Well, I think that’s precisely what we do observe all over the place. Christians struggle with this, too, given that the way the Bible was written strongly suggests that, 2000 years ago, practices we today consider barbaric were acceptable behavior back then. Or another example: Just a couple hundred years ago it was the perfectly accepted view that woman are intellectually inferior to men and thus shouldn’t be allowed to vote, given their incapability of thinking logically. This includes the brightest thinkers alive at the time, luminaries we still hold in great esteem today! Now we’re at the point where it is being discussed whether physical punishment of one’s children should be forbidden by law. There are still people alive today who went to school at a time where physical punishment at the hands of the teacher was performed regularly3.

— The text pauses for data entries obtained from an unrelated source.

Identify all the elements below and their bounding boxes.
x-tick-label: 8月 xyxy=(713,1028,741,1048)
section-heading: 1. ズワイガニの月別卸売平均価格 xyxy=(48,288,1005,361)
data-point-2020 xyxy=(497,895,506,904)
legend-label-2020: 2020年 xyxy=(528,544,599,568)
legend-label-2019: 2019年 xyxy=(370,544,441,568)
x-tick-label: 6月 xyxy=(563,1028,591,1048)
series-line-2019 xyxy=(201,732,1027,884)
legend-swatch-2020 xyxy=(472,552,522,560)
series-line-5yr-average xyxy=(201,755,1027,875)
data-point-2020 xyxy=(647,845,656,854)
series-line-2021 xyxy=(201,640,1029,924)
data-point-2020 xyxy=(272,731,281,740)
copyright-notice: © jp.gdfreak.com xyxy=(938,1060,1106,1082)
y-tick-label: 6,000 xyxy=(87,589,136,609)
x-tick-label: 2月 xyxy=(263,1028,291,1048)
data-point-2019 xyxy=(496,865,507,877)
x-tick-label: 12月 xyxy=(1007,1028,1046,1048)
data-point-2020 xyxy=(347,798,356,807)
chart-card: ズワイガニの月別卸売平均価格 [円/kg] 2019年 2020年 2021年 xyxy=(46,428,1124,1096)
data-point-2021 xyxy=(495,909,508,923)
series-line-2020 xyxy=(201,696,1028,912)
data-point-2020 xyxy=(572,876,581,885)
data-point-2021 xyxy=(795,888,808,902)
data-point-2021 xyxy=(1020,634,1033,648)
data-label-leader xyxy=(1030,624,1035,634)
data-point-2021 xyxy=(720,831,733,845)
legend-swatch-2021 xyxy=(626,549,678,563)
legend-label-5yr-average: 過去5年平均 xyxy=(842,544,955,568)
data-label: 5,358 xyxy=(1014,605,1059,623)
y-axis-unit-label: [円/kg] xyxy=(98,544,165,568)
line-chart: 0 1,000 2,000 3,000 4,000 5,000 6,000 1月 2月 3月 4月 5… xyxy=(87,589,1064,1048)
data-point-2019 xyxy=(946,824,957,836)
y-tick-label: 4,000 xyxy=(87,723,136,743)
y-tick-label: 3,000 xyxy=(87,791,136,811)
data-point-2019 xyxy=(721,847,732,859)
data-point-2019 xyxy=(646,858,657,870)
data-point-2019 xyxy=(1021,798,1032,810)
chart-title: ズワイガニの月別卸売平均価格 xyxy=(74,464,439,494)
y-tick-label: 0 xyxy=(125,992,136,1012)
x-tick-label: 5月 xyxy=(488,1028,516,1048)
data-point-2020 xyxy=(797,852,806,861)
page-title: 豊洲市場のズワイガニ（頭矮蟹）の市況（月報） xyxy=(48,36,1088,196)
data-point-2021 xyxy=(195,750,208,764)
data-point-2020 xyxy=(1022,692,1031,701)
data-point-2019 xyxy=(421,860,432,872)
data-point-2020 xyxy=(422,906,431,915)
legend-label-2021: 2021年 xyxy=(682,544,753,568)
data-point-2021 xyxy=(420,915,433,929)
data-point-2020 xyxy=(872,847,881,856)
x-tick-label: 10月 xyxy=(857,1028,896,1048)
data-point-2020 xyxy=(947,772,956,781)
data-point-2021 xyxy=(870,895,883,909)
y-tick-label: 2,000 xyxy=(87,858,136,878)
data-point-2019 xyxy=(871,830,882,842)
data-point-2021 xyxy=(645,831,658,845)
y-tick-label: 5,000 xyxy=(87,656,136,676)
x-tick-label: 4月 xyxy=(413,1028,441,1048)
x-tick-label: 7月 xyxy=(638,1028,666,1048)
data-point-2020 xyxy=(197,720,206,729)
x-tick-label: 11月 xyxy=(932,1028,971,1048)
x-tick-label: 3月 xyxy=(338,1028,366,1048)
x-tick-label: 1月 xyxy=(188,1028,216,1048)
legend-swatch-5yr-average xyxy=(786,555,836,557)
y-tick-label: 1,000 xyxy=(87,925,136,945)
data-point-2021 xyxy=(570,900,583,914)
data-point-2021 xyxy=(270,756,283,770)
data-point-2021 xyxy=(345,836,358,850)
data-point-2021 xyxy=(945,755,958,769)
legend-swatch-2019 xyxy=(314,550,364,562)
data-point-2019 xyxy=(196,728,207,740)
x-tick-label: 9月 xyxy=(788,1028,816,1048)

Civilization advances, and at least the Western world has reached and moved past the point where survival is basically taken for granted. No wonder we now view behavior as unacceptable which would have been at most a minor offense just a century ago. If you look at it this way, decadence is actually a good thing.
It follows that moral values are indeed not absolutes. But this is also a good thing, actually, since it means we can improve ourselves further with each generation. Also, even with a relative scale of good and evil, there can still be fixed directions in morality.
Since my world view is build along these lines, I usually avoid the argument of evil when debating theists. Having good without evil seems meaningless to me. Isn’t that also an element of the story of Adam and Eve in the Garden of Eden? They had no knowledge of good and evil. I can’t blame Christians for accepting both good and evil as necessities. It just rings more true to me, while the idea of a god who would create only good doesn’t resonate nearly as well. Maybe Christians feel something similar, and it just rings more true to them, too. I wouldn’t know.
Now to the fun part: If Christians endorse something akin to this good-evil dualism (maybe without the relative scale bit), the same line of reasoning should apply at least equally well to the eating of your vegetables, if I may borrow your line. Is there actually a difference between eternal life and eternal death? Especially in light of how boring their heaven seems to be when they try to describe what it is like?
Sorry, I couldn’t resist that one. Seriously though — does the idea of life without the contrast to death actually make any sense? In heaven, there is nothing left to do for you. Eternal stagnation. Christians, if am I misunderstanding the promise I’d be glad about the opportunity to learn.
Again, sorry for the length. I wish you luck.
1 But I swear I didn’t get this from pop culture.
2 Just to avoid any misunderstandings: I’m not an expert in physics, but merely a moderately interested layperson.
3 At this point I should probably point out that I’m from Germany. The situation may have been different in the US.